Dunbar Joi L, Turncliff Ryan Z, Dong Qunming, Silverman Bernard L, Ehrich Elliot W, Lasseter Kenneth C
Alkermes Inc, Cambridge, MA 02139, USA.
Alcohol Clin Exp Res. 2006 Mar;30(3):480-90. doi: 10.1111/j.1530-0277.2006.00052.x.
Oral naltrexone is effective in the treatment of alcohol dependence; however, a major limitation of its clinical utility is poor patient adherence to the daily dosing schedule. A biodegradable, long-acting naltrexone microsphere formulation was developed to achieve continuous naltrexone exposure for 1 month in the treatment of alcohol dependence.
The single- and multiple-dose safety and pharmacokinetics of a long-acting naltrexone microsphere preparation were evaluated in healthy subjects. One group of subjects (n = 28) received a single dose of oral naltrexone 50 mg followed by a single gluteal intramuscular (IM) injection of long-acting naltrexone 190 or 380 mg or placebo. A different group of subjects (n = 14) received oral naltrexone 50 mg daily for 5 days, followed by IM long-acting naltrexone 380 mg or placebo every 28 days for a total of 4 doses. A 7-day washout period separated oral and IM administrations. Blood samples were collected to determine plasma concentrations of naltrexone and the primary metabolite, 6beta-naltrexol.

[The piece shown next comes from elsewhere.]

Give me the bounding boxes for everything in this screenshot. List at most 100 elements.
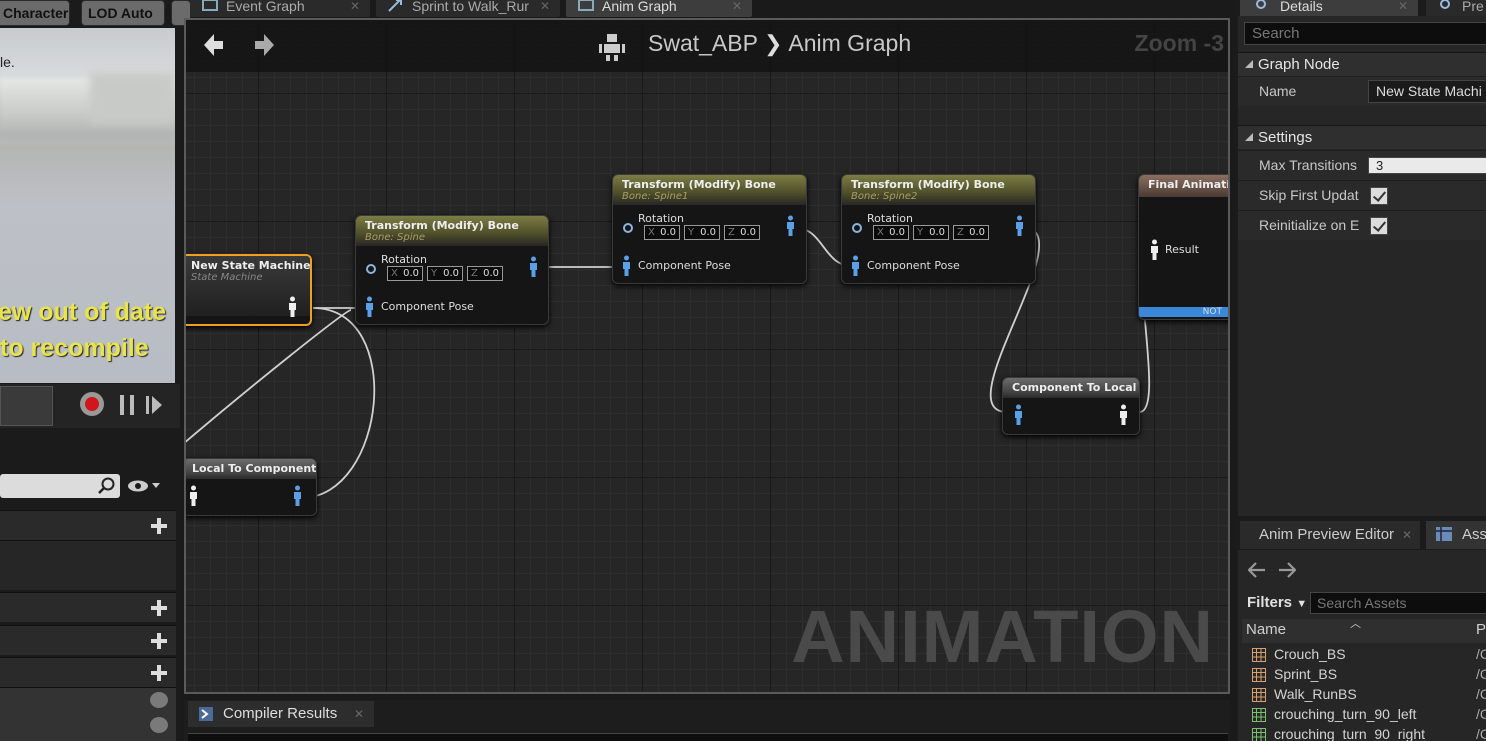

After a single IM injection of long-acting naltrexone 380 mg, naltrexone plasma concentrations were measurable in all subjects for at least 31 days postdose. The pharmacokinetics were proportional to the dose and multiple dose observations were consistent with single dose observations. Mean apparent elimination half-lives for naltrexone and 6beta-naltrexol ranged from 5 to 7 days. Exposure to 6beta-naltrexol was reduced with IM injection compared with that oral administration. No serious adverse events occurred.
This study demonstrated that the long-acting naltrexone formulation was well tolerated, displayed predictable pharmacokinetics, and resulted in no meaningful drug accumulation upon multiple dosing. Intramuscular administration avoids first-pass metabolism and changes the exposure ratio of 6beta-naltrexol to naltrexone compared with oral administration. By providing continuous exposure to naltrexone for several weeks following IM injection, this long-acting naltrexone formulation may offer therapeutic benefit to those patients who experience difficulty adhering to the daily administration schedule necessitated by oral naltrexone therapy.
口服纳曲酮对酒精依赖的治疗有效;然而,其临床应用的一个主要局限是患者对每日给药方案的依从性差。为了在酒精依赖治疗中实现纳曲酮持续暴露1个月,研发了一种可生物降解的长效纳曲酮微球制剂。
在健康受试者中评估了长效纳曲酮微球制剂的单剂量和多剂量安全性及药代动力学。一组受试者(n = 28)接受50 mg口服纳曲酮单剂量,随后单次臀肌肌内注射190 mg或380 mg长效纳曲酮或安慰剂。另一组受试者(n = 14)连续5天每日接受50 mg口服纳曲酮,随后每28天接受380 mg长效纳曲酮或安慰剂肌内注射,共4剂。口服和肌内注射之间有7天的洗脱期。采集血样以测定纳曲酮及其主要代谢物6β-纳曲醇的血浆浓度。
单次肌内注射380 mg长效纳曲酮后,所有受试者给药后至少31天可测得纳曲酮血浆浓度。药代动力学与剂量成正比,多剂量观察结果与单剂量观察结果一致。纳曲酮和6β-纳曲醇的平均表观消除半衰期为5至7天。与口服给药相比,肌内注射后6β-纳曲醇的暴露量减少。未发生严重不良事件。
本研究表明,长效纳曲酮制剂耐受性良好,药代动力学可预测,多次给药后无明显药物蓄积。与口服给药相比,肌内注射避免了首过代谢,并改变了6β-纳曲醇与纳曲酮的暴露比例。通过肌内注射后数周持续暴露于纳曲酮,这种长效纳曲酮制剂可能对那些难以坚持口服纳曲酮治疗所需每日给药方案的患者具有治疗益处。